Analysis of proteome profiles from serum
Within the work package "Proteomics and Methylation", serum protein profiles have been obtained by surface-enhanced laser desorption/ionization mass spectrometry. We have developed a preprocessing workflow ("TBI workflow") to perform baseline correction, spectrum normalization, denoising, peak detection and inter-spectrum peak alignment (Fig. 3). This workflow is implemented in R/Bioconductor and
will be provided as a Bioconductor package. Resulting peak lists from spectra are used in a biomarker discovery analysis involving support vector machines coupled to recursive feature elimination (2). Preliminary results indicate feasability of the method while accuracies may be still improved. In collaboration with the work package "Proteomics and Methylation", we are checking which surfaces and preceding chromatographic steps are necessary for optimal results in serum protein profiling.
Outlook
We will extend the work on the iCHIP database to include more experimental data, better annotation of novel data types (SNP, proteomics data, tissue micorarray data), extended frontends to the database, export of MAGE-ML data, and connection to the integrative bioinformatics system BioRS (BioMax, Munich). With respect to analysis, we will continue our biostatistical analyses on new data arising in other work packages. We will use methods of meta analysis
and cross-platform analysis to get a consistent view on all publicly available data together with those of the project. This will lead to an improved understanding of neuroblastoma progression, spontaneous regression, and resistance to therapy. Proteomics data will help to contrast already existing gene expression profiles and get an idea on changes at the protein level. The prognostic study using our custom neuroblastoma-specific microarray will be a first step to introduce this as a novel diagnostic means which may help to improve prognosis for patients, especially of intermediate risk groups which are currently suspected to be under- or overtreated due to lack of reliable prognostic information.

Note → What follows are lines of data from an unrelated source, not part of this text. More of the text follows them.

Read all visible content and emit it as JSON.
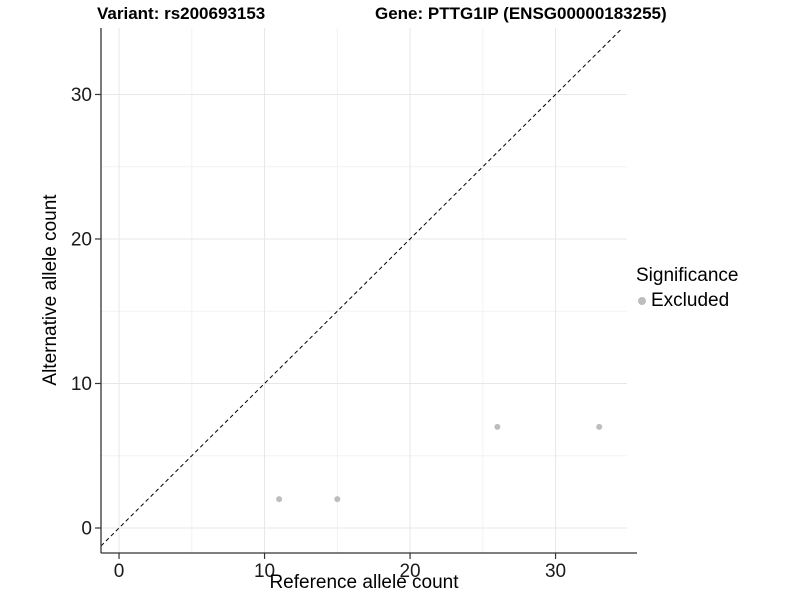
{
  "titles": {
    "variant": "Variant: rs200693153",
    "gene": "Gene: PTTG1IP (ENSG00000183255)"
  },
  "chart_data": {
    "type": "scatter",
    "xlabel": "Reference allele count",
    "ylabel": "Alternative allele count",
    "xlim": [
      -1.24,
      34.91
    ],
    "ylim": [
      -1.73,
      34.6
    ],
    "x_ticks": [
      0,
      10,
      20,
      30
    ],
    "y_ticks": [
      0,
      10,
      20,
      30
    ],
    "minor_grid_x": [
      5,
      15,
      25
    ],
    "minor_grid_y": [
      5,
      15,
      25
    ],
    "grid": true,
    "reference_line": {
      "type": "identity",
      "equation": "y = x",
      "style": "dashed",
      "color": "#000000"
    },
    "series": [
      {
        "name": "Excluded",
        "color": "#bdbdbd",
        "points": [
          [
            11,
            2
          ],
          [
            15,
            2
          ],
          [
            26,
            7
          ],
          [
            33,
            7
          ]
        ]
      }
    ],
    "legend": {
      "title": "Significance",
      "position": "right",
      "items": [
        {
          "label": "Excluded",
          "color": "#bdbdbd"
        }
      ]
    }
  },
  "style": {
    "point_color": "#bdbdbd",
    "axis_line_color": "#333333",
    "major_grid_color": "#e7e7e7",
    "minor_grid_color": "#f2f2f2",
    "tick_label_color": "#1a1a1a"
  }
}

Lit.: 1. Ruschhaupt M et al. A Compendium to ensure computational reproducibility in high-dimensional classification tasks. Stat Appl Genet Mol Biol. 2004; 3(1):37. 2. Guyon I et al. Gene selection for cancer classification using support vector machines. Machine Learning. 2002; 46:389-422. 3. Schulte JH et al. Microarray analysis reveals differential gene expression patterns and regulation of single target genes contributing to the opposing phenotype of TrkA- and TrkB-expressing neuroblastomas. Oncogene. 2005 Jan 6; 24(1):165-177. 4. Schramm A et al. Prediction of clinical outcome and biological characterization of neuroblastoma by expression profiling. Oncogene. 2005 Aug 15; [Epub ahead of print]. 5. Wei JS et al. Prediction of clinical outcome using gene expression profiling and artificial neural networks for patients with neuroblastoma. Cancer Res. 2004 Oct 1;64(19):6883-6891. 6. Ohira M et al. Expression profiling using a tumor-specific cDNA microarray predicts the prognosis of intermediate risk neuroblastomas. Cancer Cell. 2005 Apr;7(4):337-350.